An adviser has stepped in to help a client who had accidentally left his £134,000 pension pot in cash for six years, missing out on a strong market run.

Phillip Milton, who runs advice company PJ Milton and Co in Devon, recently acquired the client, who had been paying lump sums diligently into his platform savings but had failed to invest the money into any underlying funds.

As a result, the money was kept in the platform’s default cash account, and the client’s return from six years of having their pot invested in cash was just 0.29 per cent, working out at an annual rate of about 0.05 per cent a year.

By contrast, the average fund in the Investment Association Global equity sector has returned 74 per cent over the past six years, according to FE Analytics.

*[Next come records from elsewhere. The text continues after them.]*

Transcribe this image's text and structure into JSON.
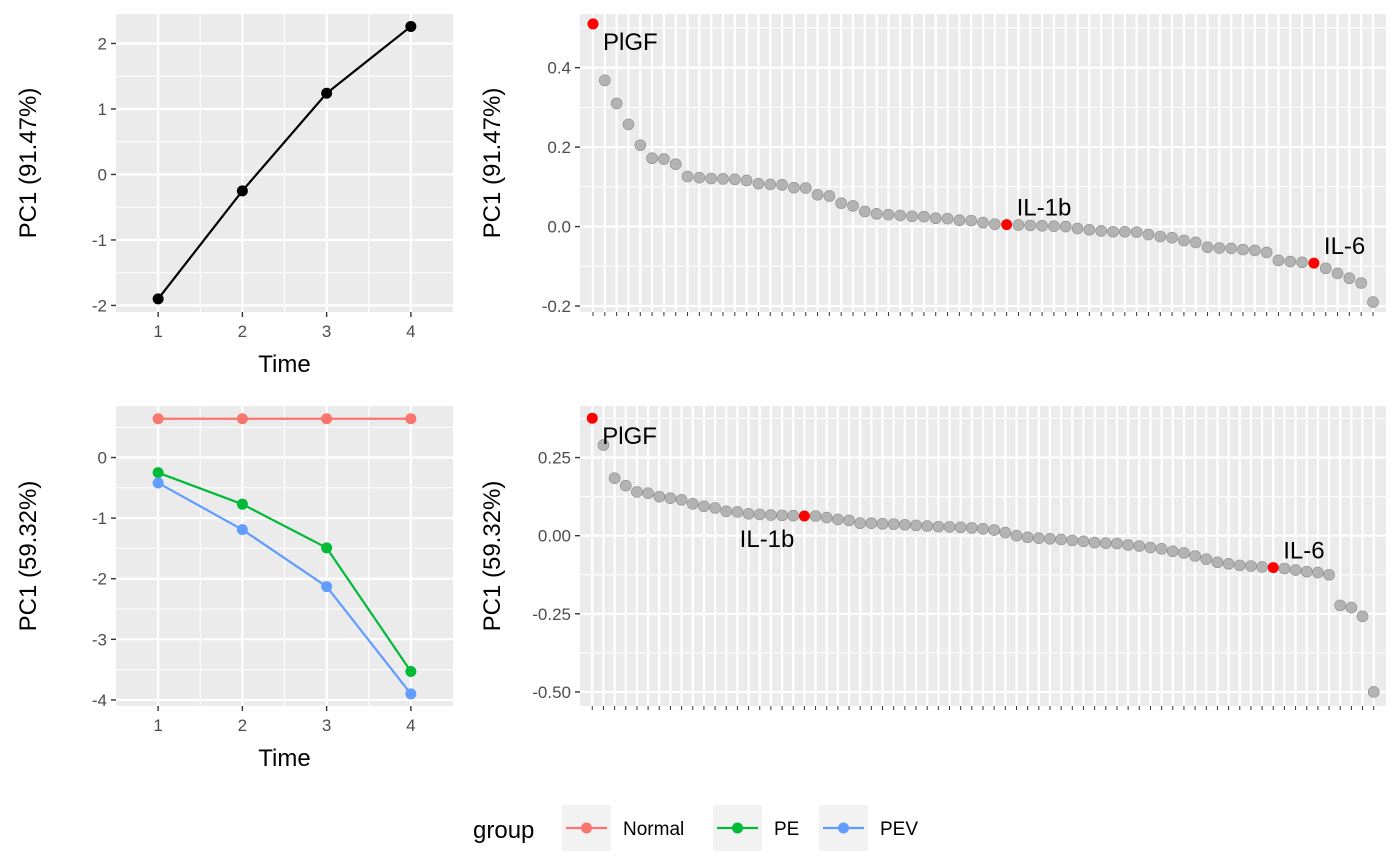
{
  "chart_data": [
    {
      "type": "line",
      "xlabel": "Time",
      "ylabel": "PC1 (91.47%)",
      "x": [
        1,
        2,
        3,
        4
      ],
      "xlim": [
        0.5,
        4.5
      ],
      "ylim": [
        -2.1,
        2.45
      ],
      "xticks": [
        1,
        2,
        3,
        4
      ],
      "yticks": [
        -2,
        -1,
        0,
        1,
        2
      ],
      "grid": true,
      "series": [
        {
          "values": [
            -1.9,
            -0.25,
            1.24,
            2.26
          ],
          "color": "#000000"
        }
      ]
    },
    {
      "type": "scatter",
      "ylabel": "PC1 (91.47%)",
      "ylim": [
        -0.215,
        0.535
      ],
      "yticks": [
        -0.2,
        0.0,
        0.2,
        0.4
      ],
      "ytick_labels": [
        "-0.2",
        "0.0",
        "0.2",
        "0.4"
      ],
      "grid": true,
      "point_color": "#b3b3b3",
      "highlight_color": "#ff0000",
      "values": [
        0.51,
        0.368,
        0.31,
        0.257,
        0.205,
        0.172,
        0.17,
        0.157,
        0.126,
        0.123,
        0.121,
        0.12,
        0.119,
        0.116,
        0.108,
        0.106,
        0.105,
        0.098,
        0.097,
        0.08,
        0.077,
        0.059,
        0.052,
        0.038,
        0.032,
        0.03,
        0.028,
        0.026,
        0.025,
        0.021,
        0.02,
        0.016,
        0.015,
        0.01,
        0.006,
        0.005,
        0.004,
        0.003,
        0.002,
        0.001,
        0.0,
        -0.005,
        -0.008,
        -0.011,
        -0.013,
        -0.013,
        -0.014,
        -0.02,
        -0.025,
        -0.028,
        -0.035,
        -0.04,
        -0.052,
        -0.054,
        -0.055,
        -0.058,
        -0.06,
        -0.065,
        -0.085,
        -0.088,
        -0.09,
        -0.092,
        -0.105,
        -0.118,
        -0.13,
        -0.142,
        -0.19
      ],
      "highlights": [
        {
          "index": 0,
          "label": "PlGF"
        },
        {
          "index": 35,
          "label": "IL-1b"
        },
        {
          "index": 61,
          "label": "IL-6"
        }
      ]
    },
    {
      "type": "line",
      "xlabel": "Time",
      "ylabel": "PC1 (59.32%)",
      "x": [
        1,
        2,
        3,
        4
      ],
      "xlim": [
        0.5,
        4.5
      ],
      "ylim": [
        -4.1,
        0.85
      ],
      "xticks": [
        1,
        2,
        3,
        4
      ],
      "yticks": [
        -4,
        -3,
        -2,
        -1,
        0
      ],
      "grid": true,
      "legend_position": "bottom",
      "series": [
        {
          "name": "Normal",
          "values": [
            0.64,
            0.64,
            0.64,
            0.64
          ],
          "color": "#f8766d"
        },
        {
          "name": "PE",
          "values": [
            -0.25,
            -0.77,
            -1.49,
            -3.53
          ],
          "color": "#00ba38"
        },
        {
          "name": "PEV",
          "values": [
            -0.42,
            -1.19,
            -2.13,
            -3.9
          ],
          "color": "#619cff"
        }
      ]
    },
    {
      "type": "scatter",
      "ylabel": "PC1 (59.32%)",
      "ylim": [
        -0.545,
        0.415
      ],
      "yticks": [
        -0.5,
        -0.25,
        0.0,
        0.25
      ],
      "ytick_labels": [
        "-0.50",
        "-0.25",
        "0.00",
        "0.25"
      ],
      "grid": true,
      "point_color": "#b3b3b3",
      "highlight_color": "#ff0000",
      "values": [
        0.376,
        0.29,
        0.184,
        0.16,
        0.14,
        0.136,
        0.125,
        0.12,
        0.115,
        0.102,
        0.094,
        0.089,
        0.078,
        0.076,
        0.07,
        0.068,
        0.066,
        0.065,
        0.064,
        0.063,
        0.063,
        0.058,
        0.052,
        0.049,
        0.04,
        0.04,
        0.038,
        0.037,
        0.035,
        0.033,
        0.031,
        0.029,
        0.028,
        0.027,
        0.025,
        0.022,
        0.018,
        0.01,
        0.0,
        -0.005,
        -0.008,
        -0.01,
        -0.012,
        -0.015,
        -0.018,
        -0.022,
        -0.024,
        -0.025,
        -0.03,
        -0.033,
        -0.038,
        -0.042,
        -0.05,
        -0.055,
        -0.065,
        -0.075,
        -0.085,
        -0.09,
        -0.095,
        -0.097,
        -0.1,
        -0.102,
        -0.105,
        -0.11,
        -0.115,
        -0.118,
        -0.125,
        -0.223,
        -0.23,
        -0.258,
        -0.5
      ],
      "highlights": [
        {
          "index": 0,
          "label": "PlGF"
        },
        {
          "index": 19,
          "label": "IL-1b"
        },
        {
          "index": 61,
          "label": "IL-6"
        }
      ]
    }
  ],
  "legend": {
    "title": "group",
    "items": [
      {
        "label": "Normal",
        "color": "#f8766d"
      },
      {
        "label": "PE",
        "color": "#00ba38"
      },
      {
        "label": "PEV",
        "color": "#619cff"
      }
    ]
  }
}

Mr Milton told FTAdviser: “I guess the client did the ‘right thing’ in establishing the account. He may even have spoken to the provider and completed all the forms with the idea of returning to the matter of fund selection etc later, but that never happened.

“Then, for every year for six years he made lump sum contributions, it repeated the original fund choice of cash by default.”

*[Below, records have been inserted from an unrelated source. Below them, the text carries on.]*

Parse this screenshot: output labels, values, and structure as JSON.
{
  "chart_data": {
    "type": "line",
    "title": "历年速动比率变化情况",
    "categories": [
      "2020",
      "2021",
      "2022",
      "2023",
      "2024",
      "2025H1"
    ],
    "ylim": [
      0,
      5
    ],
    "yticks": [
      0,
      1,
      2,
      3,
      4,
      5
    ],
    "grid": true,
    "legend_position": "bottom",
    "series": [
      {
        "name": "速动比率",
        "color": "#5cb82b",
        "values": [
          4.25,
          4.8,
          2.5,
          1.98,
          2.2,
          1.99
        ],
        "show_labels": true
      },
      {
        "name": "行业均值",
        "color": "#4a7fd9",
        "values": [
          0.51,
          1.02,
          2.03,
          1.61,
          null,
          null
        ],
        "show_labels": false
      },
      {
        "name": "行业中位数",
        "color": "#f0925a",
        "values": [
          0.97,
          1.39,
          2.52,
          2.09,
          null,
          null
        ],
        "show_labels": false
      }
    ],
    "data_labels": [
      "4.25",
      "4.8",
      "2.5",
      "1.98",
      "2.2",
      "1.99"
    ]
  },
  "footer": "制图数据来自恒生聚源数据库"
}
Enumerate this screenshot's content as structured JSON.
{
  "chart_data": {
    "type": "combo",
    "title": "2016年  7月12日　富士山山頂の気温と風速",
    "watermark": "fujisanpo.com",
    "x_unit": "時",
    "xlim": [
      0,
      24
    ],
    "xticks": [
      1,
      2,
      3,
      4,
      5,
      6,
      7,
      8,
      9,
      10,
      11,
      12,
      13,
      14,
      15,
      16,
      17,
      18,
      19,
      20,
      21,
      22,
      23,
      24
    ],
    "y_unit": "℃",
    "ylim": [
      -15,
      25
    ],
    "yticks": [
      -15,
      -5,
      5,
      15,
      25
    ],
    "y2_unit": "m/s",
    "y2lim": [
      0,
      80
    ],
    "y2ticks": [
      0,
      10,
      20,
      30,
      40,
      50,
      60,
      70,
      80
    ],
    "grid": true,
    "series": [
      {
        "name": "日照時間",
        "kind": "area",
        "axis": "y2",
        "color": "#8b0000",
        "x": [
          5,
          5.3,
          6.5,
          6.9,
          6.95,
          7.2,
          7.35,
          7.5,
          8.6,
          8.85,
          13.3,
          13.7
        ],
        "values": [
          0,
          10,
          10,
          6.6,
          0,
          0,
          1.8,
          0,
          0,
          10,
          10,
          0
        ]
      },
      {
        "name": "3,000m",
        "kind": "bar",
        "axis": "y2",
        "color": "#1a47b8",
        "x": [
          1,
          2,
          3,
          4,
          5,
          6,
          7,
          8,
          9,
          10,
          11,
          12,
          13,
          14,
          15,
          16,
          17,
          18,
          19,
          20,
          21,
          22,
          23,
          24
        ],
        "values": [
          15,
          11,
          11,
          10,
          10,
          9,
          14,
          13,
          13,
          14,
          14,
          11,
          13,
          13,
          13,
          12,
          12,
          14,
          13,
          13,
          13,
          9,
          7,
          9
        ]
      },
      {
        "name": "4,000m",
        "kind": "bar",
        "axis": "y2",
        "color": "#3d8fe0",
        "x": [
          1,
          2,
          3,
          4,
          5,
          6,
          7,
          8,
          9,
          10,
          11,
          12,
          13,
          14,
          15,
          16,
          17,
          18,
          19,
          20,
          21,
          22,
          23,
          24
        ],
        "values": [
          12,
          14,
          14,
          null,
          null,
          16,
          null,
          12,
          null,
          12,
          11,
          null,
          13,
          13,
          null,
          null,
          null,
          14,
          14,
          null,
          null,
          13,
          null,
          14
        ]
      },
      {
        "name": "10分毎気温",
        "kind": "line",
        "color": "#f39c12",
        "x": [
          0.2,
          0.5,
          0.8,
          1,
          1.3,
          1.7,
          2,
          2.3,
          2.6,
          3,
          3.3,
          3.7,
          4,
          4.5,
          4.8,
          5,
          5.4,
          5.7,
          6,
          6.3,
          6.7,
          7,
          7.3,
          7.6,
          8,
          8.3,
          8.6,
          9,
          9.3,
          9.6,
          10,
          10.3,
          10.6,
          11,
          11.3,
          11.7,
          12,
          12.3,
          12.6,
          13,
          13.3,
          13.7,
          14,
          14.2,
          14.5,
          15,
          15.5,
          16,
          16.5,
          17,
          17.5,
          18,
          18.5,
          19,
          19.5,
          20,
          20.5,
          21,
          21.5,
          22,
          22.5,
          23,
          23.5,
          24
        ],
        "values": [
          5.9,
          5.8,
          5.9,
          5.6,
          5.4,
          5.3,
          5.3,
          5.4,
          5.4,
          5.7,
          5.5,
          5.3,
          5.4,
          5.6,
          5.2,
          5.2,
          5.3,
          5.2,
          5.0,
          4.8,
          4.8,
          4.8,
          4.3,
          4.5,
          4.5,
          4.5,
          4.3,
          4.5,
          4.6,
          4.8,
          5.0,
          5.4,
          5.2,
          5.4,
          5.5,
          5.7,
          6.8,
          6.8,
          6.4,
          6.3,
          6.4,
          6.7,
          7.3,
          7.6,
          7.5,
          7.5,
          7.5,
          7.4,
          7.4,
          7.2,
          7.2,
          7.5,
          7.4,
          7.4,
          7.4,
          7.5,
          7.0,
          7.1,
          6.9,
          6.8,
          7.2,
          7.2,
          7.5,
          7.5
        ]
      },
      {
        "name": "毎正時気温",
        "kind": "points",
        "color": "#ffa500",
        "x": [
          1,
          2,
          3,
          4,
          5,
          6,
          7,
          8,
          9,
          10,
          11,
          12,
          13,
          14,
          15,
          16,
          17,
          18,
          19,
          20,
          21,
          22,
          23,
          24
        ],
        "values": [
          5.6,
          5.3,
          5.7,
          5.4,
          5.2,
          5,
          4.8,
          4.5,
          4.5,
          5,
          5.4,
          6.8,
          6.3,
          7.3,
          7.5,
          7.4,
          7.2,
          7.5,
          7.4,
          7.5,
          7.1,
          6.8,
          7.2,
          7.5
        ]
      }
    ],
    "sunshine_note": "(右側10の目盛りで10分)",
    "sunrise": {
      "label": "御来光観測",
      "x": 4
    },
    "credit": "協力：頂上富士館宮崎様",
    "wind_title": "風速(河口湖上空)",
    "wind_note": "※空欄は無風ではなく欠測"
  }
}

He said the returns were even weaker than normal cash returns because the provider in question splits the interest earned on the cash with the client.

Mr Milton said: “The cautionary tale is to remember ‘cost over value’. He should have noticed, but maybe he was too busy. And, had he appointed a professional independent adviser, the likelihood of something going wrong like this would have been removed.”

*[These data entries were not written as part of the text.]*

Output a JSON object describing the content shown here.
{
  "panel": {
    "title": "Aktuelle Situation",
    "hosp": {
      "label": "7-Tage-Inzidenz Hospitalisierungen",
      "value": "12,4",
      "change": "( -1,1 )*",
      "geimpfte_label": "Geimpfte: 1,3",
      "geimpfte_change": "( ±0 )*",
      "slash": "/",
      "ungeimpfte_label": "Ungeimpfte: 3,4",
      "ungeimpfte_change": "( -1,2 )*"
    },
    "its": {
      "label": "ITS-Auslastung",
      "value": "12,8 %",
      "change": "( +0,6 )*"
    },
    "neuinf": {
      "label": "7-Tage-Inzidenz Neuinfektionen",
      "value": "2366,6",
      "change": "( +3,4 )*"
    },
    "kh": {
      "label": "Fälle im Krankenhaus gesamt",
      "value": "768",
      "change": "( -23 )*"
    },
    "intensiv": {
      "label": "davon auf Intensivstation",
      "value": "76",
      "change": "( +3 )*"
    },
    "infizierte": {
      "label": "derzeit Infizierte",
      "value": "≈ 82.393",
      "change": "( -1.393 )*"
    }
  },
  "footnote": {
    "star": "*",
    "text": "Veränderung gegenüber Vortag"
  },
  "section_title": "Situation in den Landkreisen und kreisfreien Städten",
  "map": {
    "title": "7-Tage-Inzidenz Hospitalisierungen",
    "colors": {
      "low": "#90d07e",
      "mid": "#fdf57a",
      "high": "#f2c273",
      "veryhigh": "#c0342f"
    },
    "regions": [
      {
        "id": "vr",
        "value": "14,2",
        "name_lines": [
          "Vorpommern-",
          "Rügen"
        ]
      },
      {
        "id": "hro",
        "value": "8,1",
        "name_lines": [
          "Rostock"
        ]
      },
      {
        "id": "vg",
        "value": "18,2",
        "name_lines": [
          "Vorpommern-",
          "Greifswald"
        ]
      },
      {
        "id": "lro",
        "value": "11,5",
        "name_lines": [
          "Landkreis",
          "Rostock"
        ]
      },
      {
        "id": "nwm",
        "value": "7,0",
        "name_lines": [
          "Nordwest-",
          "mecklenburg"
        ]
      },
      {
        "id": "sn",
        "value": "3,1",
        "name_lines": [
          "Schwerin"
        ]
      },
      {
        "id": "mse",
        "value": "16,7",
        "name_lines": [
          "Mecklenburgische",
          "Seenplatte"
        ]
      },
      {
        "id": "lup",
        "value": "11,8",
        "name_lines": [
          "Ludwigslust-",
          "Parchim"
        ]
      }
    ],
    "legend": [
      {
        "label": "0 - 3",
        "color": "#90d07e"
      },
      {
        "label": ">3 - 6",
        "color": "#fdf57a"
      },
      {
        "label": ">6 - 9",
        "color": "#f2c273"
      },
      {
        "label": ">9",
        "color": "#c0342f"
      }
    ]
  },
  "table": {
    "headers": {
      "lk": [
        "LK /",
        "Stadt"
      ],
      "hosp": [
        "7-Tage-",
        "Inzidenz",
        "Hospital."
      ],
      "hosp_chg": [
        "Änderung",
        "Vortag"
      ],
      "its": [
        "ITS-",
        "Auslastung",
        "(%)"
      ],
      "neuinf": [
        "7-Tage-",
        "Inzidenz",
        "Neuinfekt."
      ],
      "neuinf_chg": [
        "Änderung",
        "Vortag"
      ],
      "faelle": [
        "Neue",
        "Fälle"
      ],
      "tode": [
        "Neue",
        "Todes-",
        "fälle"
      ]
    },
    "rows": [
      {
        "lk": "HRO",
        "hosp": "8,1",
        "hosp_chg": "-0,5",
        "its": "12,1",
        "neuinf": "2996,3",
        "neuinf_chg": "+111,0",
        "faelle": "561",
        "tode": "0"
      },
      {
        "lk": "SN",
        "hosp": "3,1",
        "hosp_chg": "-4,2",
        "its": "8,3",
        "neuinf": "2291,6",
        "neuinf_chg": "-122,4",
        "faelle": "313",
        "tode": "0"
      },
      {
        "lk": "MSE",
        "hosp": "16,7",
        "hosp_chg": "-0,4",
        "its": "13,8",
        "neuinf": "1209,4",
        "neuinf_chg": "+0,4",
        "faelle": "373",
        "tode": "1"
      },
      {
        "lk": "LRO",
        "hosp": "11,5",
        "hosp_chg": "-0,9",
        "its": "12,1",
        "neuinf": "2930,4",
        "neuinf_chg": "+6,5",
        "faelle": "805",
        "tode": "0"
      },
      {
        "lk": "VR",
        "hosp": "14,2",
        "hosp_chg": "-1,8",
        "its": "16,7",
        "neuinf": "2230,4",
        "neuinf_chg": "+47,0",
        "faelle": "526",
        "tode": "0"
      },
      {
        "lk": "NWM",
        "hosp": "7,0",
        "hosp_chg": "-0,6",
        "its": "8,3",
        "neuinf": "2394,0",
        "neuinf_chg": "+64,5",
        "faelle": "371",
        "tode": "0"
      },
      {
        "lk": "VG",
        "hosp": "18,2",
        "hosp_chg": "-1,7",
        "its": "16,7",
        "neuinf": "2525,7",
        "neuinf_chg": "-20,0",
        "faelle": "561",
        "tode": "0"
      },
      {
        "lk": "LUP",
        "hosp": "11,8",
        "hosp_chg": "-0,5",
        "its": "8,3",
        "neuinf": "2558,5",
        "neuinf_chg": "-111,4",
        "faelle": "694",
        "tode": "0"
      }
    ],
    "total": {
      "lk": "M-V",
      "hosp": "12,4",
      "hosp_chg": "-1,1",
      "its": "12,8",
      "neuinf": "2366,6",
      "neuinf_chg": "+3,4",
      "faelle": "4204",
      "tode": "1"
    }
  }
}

Also, according to Mr Milton, had the client been advised at the time, and the adviser had not spotted the six-year cash build-up, the client could have been entitled to redress for bad/negligent advice.

The client came to Mr Milton for a general check-up of his financial affairs, and Mr Milton discovered the pension pot kept entirely in cash.

He declined to reveal the name of the platform and added it should not be criticised for not providing any advice or guidance, because it did not charge a fee to provide such a service.